"To me, AGI will not be complete without spatial intelligence. And I want to solve that problem." Dr. Fei-Fei Li, often hailed as the godmother of AI, articulated this audacious vision during a fireside chat at AI Startup School in San Francisco on June 16, 2025. Joined by Diana Hu, General Partner at Y Combinator, Li delved into her foundational work with ImageNet and its pivotal role in igniting the deep learning revolution, before charting the course for AI's demanding future.

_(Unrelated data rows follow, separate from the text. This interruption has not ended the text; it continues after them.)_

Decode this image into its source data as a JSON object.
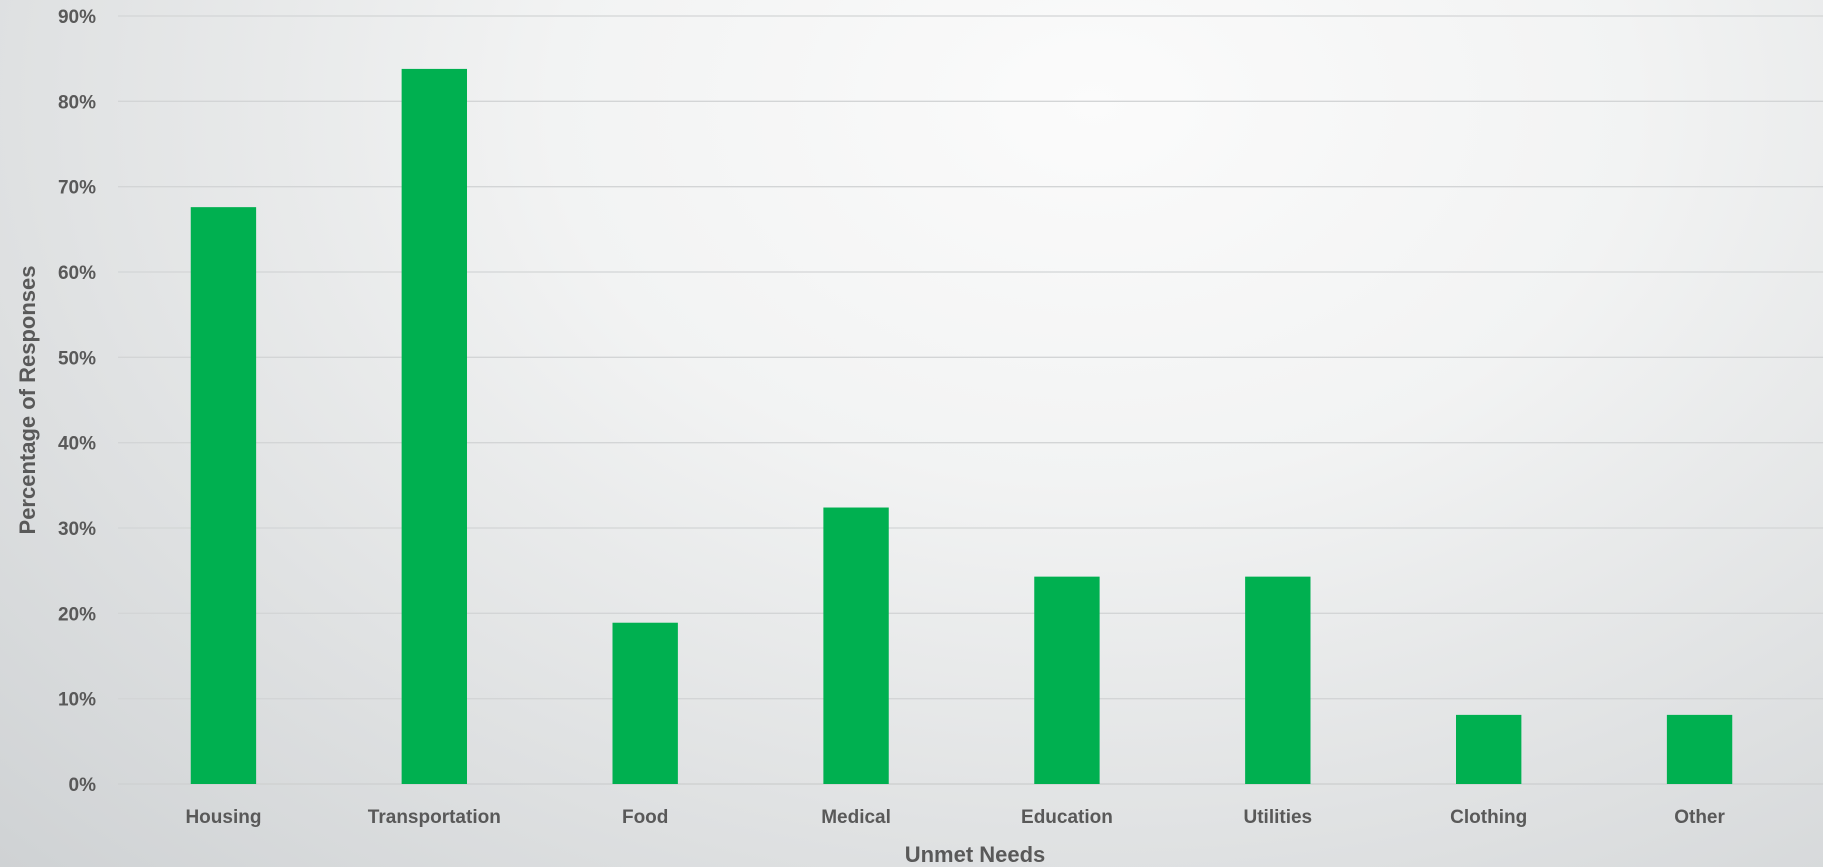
{
  "chart_data": {
    "type": "bar",
    "title": "",
    "xlabel": "Unmet Needs",
    "ylabel": "Percentage of Responses",
    "categories": [
      "Housing",
      "Transportation",
      "Food",
      "Medical",
      "Education",
      "Utilities",
      "Clothing",
      "Other"
    ],
    "values": [
      67.6,
      83.8,
      18.9,
      32.4,
      24.3,
      24.3,
      8.1,
      8.1
    ],
    "ylim": [
      0,
      90
    ],
    "yticks": [
      "0%",
      "10%",
      "20%",
      "30%",
      "40%",
      "50%",
      "60%",
      "70%",
      "80%",
      "90%"
    ],
    "grid": true,
    "legend": "none",
    "bar_color": "#00b050"
  }
}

Li recounted the early days of computer vision, a time when data was scarce and algorithms faltered. Her unwavering belief in data-driven methods, even when neural networks were out of favor, led to the creation of ImageNet in 2009. This massive, labeled dataset for visual recognition fundamentally shifted the paradigm, providing the backbone for modern computer vision. The breakthrough moment arrived in 2012, when AlexNet, leveraging ImageNet and powerful GPUs, dramatically outperformed previous benchmarks. "It was an old algorithm," Li noted, referring to convolutional neural networks, "but it was the first time that two GPUs were put together... for the computing of deep learning." This convergence of data, compute, and algorithms validated Li's vision, proving that quantity and quality of data were indeed crucial.
The success of ImageNet paved the way for machines to not just recognize objects, but to understand and describe entire scenes, and eventually, to generate images from text. This rapid progression, from object recognition to image captioning and generative models, fulfilled what Li once considered a "lifelong dream." However, ever the visionary, Li sees beyond the current language-centric AI hype, asserting that true Artificial General Intelligence (AGI) necessitates a mastery of the physical world.
Spatial intelligence, the core focus of her new company, World Labs, presents a challenge arguably more formidable than language. Li highlighted the fundamental differences: language is inherently one-dimensional and purely generative, a human construct without a direct physical counterpart. In contrast, the real world is three-dimensional, governed by complex physics, and requires continuous interaction and understanding, not just generation. "We don't have this spatial data on the internet," she explained, emphasizing the scarcity compared to textual data. This combinatorial explosion of possibilities in 3D space, coupled with the ill-posed problem of inferring 3D from 2D projections, makes spatial intelligence a significantly harder frontier.
Li's career is defined by tackling such "hard, bordering delusional" problems. She stressed the importance of intellectual fearlessness and the courage to pursue challenges that might seem insurmountable. For aspiring founders and AI professionals, her message is clear: whether in academia or industry, embrace curiosity and focus on building solutions for problems that truly excite you, regardless of their perceived difficulty. The progress in AI, from ImageNet to generative models, underscores the power of collective effort and open innovation.